L’Afrique Australe regorge de richesses naturelles. Cela devrait contribuer significativement au développement économique, faciliter la sortie de la misère pour des millions de gens au-dessous du seuil de pauvreté. En est-il ainsi ?

Depuis des décennies, les ressources naturelles – eau, terres fertiles, charbon, gaz, pétrole, cuivre, or, diamants, etc. – n’ont cessé d’être exploitées, mais force est de constater qu’elles ont peu profité à la majorité des gens. Ces ressources, y compris humaines, ont déclenché la convoitise depuis toujours. D’abord la traite des esclaves, puis l’occupation des terres par les colons, enfin, le déferlement des entreprises minières des pays colonisateurs et de leurs alliés. Cela n’a pas été une aubaine pour les peuples concernés, au contraire : elles leur ont infligé beaucoup de malheurs et souffrances.

Les luttes politiques et les armées de libération nationale ont abouti à la conquête des indépendances. Mais la présence d’importantes ressources minières a souvent été un obstacle pour y arriver. Ainsi, la France a retardé l’indépendance algérienne à cause du pétrole. Les intérêts belges sur les mines de la richissime province du Katanga ont provoqué une succession de soubresauts et l’ignoble assassinat de Lumumba et de ses compagnons.

Ce n’est pas un hasard si les indépendances des pays membres de l’ancienne Fédération de la Rhodésie et du Nyassaland, de la Namibie, des colonies de l’Angola et du Mozambique, voire la fin du régime d’apartheid en Afrique du Sud, ont été acquises bien plus tard que dans le reste de l’Afrique, et souvent après des longues luttes armées de libération.

L’appétit étranger pour les richesses de ces pays explique ces blocages. Qui plus est, pendant la guerre froide, le colonialisme et l’apartheid étaient perçus en Occident comme des alliés contre le prétendu danger soviétique. Après les indépendances de l’Afrique australe et la chute de l’apartheid, qu’est-il arrivé ?

Le gouvernement du Mozambique a pu signer à Rome un accord de paix avec la Renamo, parti instrument de la Rhodésie de Ian Smith et du renseignement militaire du Sud-Africain Piether Botha. Les vingt-huit années de guerre ont contraint le pays à se soumettre aux diktats de Bretton Woods et à chasser toute idée de socialisme. L’Angola a également dû affronter une longue et destructrice guerre contre les alliés de l’apartheid, soutenus ouvertement par la première puissance mondiale, les États-Unis.
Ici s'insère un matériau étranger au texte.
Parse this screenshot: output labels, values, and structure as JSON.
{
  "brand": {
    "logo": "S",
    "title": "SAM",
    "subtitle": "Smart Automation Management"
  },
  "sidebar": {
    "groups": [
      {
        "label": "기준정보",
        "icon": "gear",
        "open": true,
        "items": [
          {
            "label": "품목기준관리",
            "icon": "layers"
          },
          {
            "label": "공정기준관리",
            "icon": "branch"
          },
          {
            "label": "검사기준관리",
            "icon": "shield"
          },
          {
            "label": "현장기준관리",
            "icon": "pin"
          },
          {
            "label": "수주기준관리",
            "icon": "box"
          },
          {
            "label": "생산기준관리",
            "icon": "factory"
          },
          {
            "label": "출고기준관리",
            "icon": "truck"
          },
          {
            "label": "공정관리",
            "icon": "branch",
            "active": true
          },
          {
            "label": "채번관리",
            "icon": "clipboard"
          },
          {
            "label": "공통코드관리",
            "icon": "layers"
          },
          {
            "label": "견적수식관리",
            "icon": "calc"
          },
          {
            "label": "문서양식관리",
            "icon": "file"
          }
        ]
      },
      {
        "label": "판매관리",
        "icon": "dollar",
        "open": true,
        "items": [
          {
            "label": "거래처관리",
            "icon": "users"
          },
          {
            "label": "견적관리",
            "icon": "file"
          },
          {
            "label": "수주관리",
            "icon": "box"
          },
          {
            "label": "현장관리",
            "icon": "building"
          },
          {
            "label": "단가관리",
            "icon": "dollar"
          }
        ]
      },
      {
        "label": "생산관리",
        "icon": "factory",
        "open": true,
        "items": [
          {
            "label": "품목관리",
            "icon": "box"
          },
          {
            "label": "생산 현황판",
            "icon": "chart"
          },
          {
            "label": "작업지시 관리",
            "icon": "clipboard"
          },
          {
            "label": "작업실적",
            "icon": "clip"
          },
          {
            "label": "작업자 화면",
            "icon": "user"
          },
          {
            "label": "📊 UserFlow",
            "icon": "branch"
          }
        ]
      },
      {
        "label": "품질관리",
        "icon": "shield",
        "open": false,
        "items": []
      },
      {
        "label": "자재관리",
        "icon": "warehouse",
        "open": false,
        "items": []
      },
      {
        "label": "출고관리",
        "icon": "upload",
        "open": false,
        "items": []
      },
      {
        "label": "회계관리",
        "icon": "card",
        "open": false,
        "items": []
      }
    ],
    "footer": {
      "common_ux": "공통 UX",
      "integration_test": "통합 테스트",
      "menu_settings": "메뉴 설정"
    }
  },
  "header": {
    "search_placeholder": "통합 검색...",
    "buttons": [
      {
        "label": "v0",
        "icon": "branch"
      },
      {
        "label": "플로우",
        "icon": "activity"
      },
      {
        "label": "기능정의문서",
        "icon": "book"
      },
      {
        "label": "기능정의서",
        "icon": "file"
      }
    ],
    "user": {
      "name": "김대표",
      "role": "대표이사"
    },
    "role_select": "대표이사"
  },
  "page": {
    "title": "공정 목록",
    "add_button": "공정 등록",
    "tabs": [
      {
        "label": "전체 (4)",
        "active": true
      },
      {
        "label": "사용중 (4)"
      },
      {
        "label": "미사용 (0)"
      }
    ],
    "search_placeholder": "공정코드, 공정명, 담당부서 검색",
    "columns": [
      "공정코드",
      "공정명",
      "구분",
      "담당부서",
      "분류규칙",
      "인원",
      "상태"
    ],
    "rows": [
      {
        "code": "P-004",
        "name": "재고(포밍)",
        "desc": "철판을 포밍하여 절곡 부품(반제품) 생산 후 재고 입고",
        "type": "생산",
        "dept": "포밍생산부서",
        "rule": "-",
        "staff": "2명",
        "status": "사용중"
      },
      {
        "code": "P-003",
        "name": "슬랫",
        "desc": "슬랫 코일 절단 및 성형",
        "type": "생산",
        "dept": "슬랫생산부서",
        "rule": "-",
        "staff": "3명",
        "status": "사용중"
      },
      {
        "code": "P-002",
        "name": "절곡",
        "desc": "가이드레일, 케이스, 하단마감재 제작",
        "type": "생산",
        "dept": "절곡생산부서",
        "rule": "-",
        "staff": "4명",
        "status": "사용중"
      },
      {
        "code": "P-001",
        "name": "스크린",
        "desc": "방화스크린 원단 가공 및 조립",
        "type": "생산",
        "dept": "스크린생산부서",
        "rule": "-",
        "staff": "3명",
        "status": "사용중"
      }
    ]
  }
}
Cependant, les bonnes relations de ce pays avec les compagnies pétrolières occidentales ont finalement pesé sur l’issue du conflit, qui a vu la disparition de Savimbi, le leader de l’Unita.

Il faut reconnaître aujourd’hui que la misère dans laquelle était plongée la majorité de la population a bien diminué. Dans les campagnes, les gens bâtissent de plus en plus souvent des maisons en briques, l’électricité couvre presque tous les districts du pays, et des antennes de télévision surgissent comme des champignons. Quelque dix millions de Mozambicains, sur un total de vingt-trois millions, possèdent un mobile, les gens s’habillent et sont chaussés. À présent, la pauvreté en ville est plus frappante qu’à la campagne. Toutefois, le mieux-être rural n’est pas la conséquence de l’exploitation du sous-sol, mais du simple fait qu’avec la paix retrouvée le paysan a pu reprendre le travail. Enfin, un nouveau scandale a récemment éclaté dans le pays : une compagnie qui exploite le gaz a voulu vendre une partie de ses actions à l’extérieur, de façon à ne pas payer les impôts au pays ! Une bagatelle de quelques centaines de millions de dollars, voire des milliards !

Tout n’est pas sombre, bien entendu. En Angola, grâce aux rendements du pétrole et des diamants, on a pu reconstruire les villes du Centre et du Sud, détruites pendant la guerre, de même que les infrastructures indispensables au développement économique. Les ressources minières et l’exportation de viande bovine ont permis au Botswana de redistribuer suffisamment pour que sa population vive dans une certaine aisance. De progrès sont également visibles en Tanzanie et en Zambie, ainsi qu’au Zimbabwe où la levée des sanctions européennes et britanniques s’impose désormais.

Moins réjouissante, la situation au Swaziland où le charbon est épuisé – tout est parti au Japon – et où le pays n’a même pas profité de sa valeur ajoutée. En Afrique du Sud, un apartheid économique demeure pour la majorité des non-Blancs et même des petits Blancs. Nul ne voit la lumière au bout du tunnel. Conséquence, les conflits sociaux et la violence ne font qu’augmenter. Où s’arrêteront-ils ? Les massacres des mineurs de platine et des paysans qui occupent des terres sont plus qu’inquiétants.

En l’état actuel des choses, on ne peut avoir qu’une conclusion : les populations d’Afrique australe souffrent encore trop des malheurs induits par la convoitise sur les ressources naturelles pour se réjouir de leur abondance.

La lutte continue !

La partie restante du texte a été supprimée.